I can't seem to solve/simplify step by step to get from equation 3) to 4) as they do in this paper. As per the paper:
3) $p = \frac{p' + (r-R)p}{1+r}$
Because both sides of equation 3) involve the current price, $p$, the equation can be solved as follows:
4) $p = \frac{p'}{1+R}$
Could somebody please step by step show how I'd solve this step please?
Best Answer
We start with the original equation: \begin{align*} p = \frac{p' + (r-R)p}{1+r} \end{align*} We want to obtain $p$ as a function of the other values.
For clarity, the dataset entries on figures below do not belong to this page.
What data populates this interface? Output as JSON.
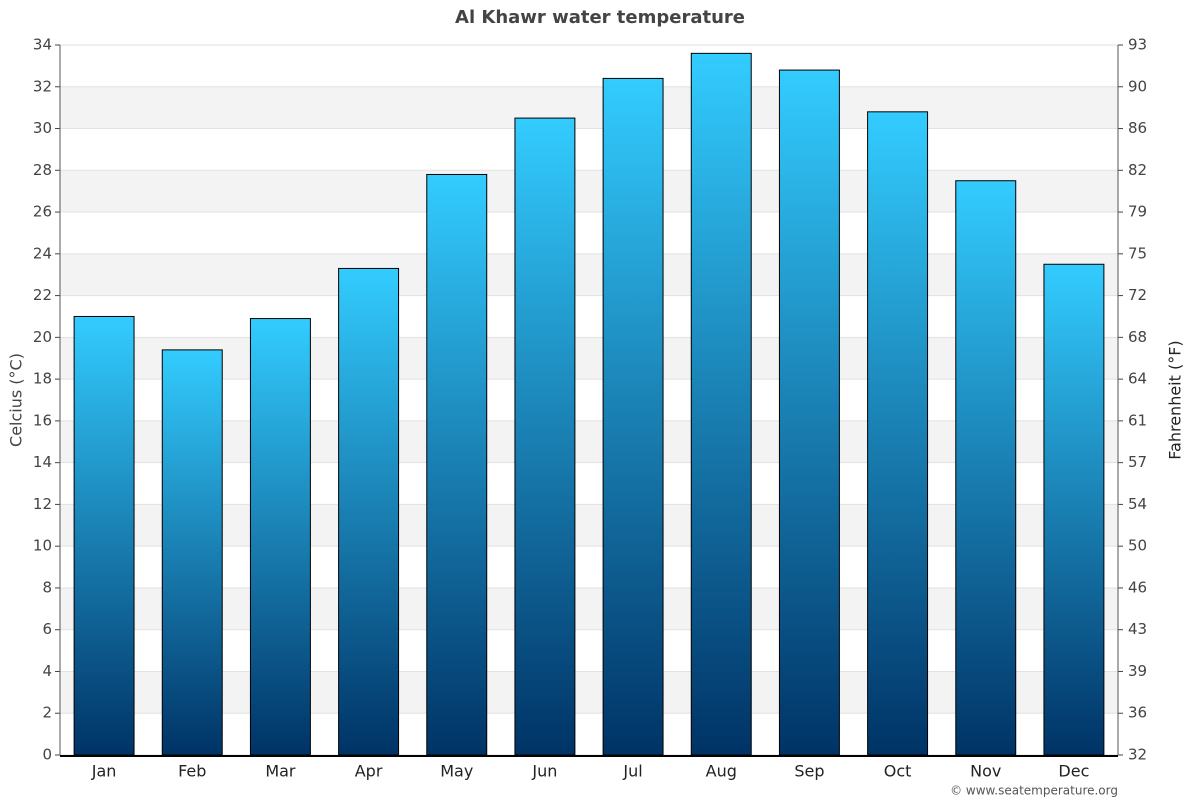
{
  "chart_data": {
    "type": "bar",
    "title": "Al Khawr water temperature",
    "ylabel": "Celcius (°C)",
    "y2label": "Fahrenheit (°F)",
    "categories": [
      "Jan",
      "Feb",
      "Mar",
      "Apr",
      "May",
      "Jun",
      "Jul",
      "Aug",
      "Sep",
      "Oct",
      "Nov",
      "Dec"
    ],
    "values": [
      21.0,
      19.4,
      20.9,
      23.3,
      27.8,
      30.5,
      32.4,
      33.6,
      32.8,
      30.8,
      27.5,
      23.5
    ],
    "color": [
      "#33ccff",
      "#003366"
    ],
    "ylim": [
      0,
      34
    ],
    "yticks": [
      0,
      2,
      4,
      6,
      8,
      10,
      12,
      14,
      16,
      18,
      20,
      22,
      24,
      26,
      28,
      30,
      32,
      34
    ],
    "y2lim": [
      32,
      93.2
    ],
    "y2ticks": [
      32,
      {
        "value": 35.6,
        "label": "36"
      },
      {
        "value": 39.2,
        "label": "39"
      },
      {
        "value": 42.8,
        "label": "43"
      },
      {
        "value": 46.4,
        "label": "46"
      },
      50,
      {
        "value": 53.6,
        "label": "54"
      },
      {
        "value": 57.2,
        "label": "57"
      },
      {
        "value": 60.8,
        "label": "61"
      },
      {
        "value": 64.4,
        "label": "64"
      },
      68,
      {
        "value": 71.6,
        "label": "72"
      },
      {
        "value": 75.2,
        "label": "75"
      },
      {
        "value": 78.8,
        "label": "79"
      },
      {
        "value": 82.4,
        "label": "82"
      },
      86,
      {
        "value": 89.6,
        "label": "90"
      },
      {
        "value": 93.2,
        "label": "93"
      }
    ],
    "grid": true,
    "credit": "© www.seatemperature.org"
  }
}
So, we first want to collect all terms with $p$ on the same side. We do this by splitting the fraction and bringing one term over. \begin{align*} p &= \frac{p'}{1+r} + \frac{(r-R)p}{1+r} \\ p - \frac{(r-R)p}{1+r} &= \frac{p'}{1+r} \end{align*} Now, we can factor out the $p$ on the left side, and put everything on the same denominator. \begin{align*} p \left( 1 - \frac{(r-R)}{1+r} \right) &= \frac{p'}{1+r} \\ p \left( \frac{1+r}{1+r} - \frac{r-R}{1+r} \right) &= \frac{p'}{1+r} \\ p \left( \frac{1+R}{1+r} \right) &= \frac{p'}{1+r} \end{align*} (Note of course that $(1+r)-(r-R) = (1+r) + (-r +R) = 1+R$.). Finally, we multiply both sides of the equation by $(1+r)/(1+R)$ to get: \begin{align*} p \left( \frac{1+R}{1+r} \right) \cdot \frac{1+r}{1+R} &= \frac{p'}{1+r} \cdot \frac{1+r}{1+R} \\ p = \frac{p'}{1+R} \end{align*} And this is the desired result.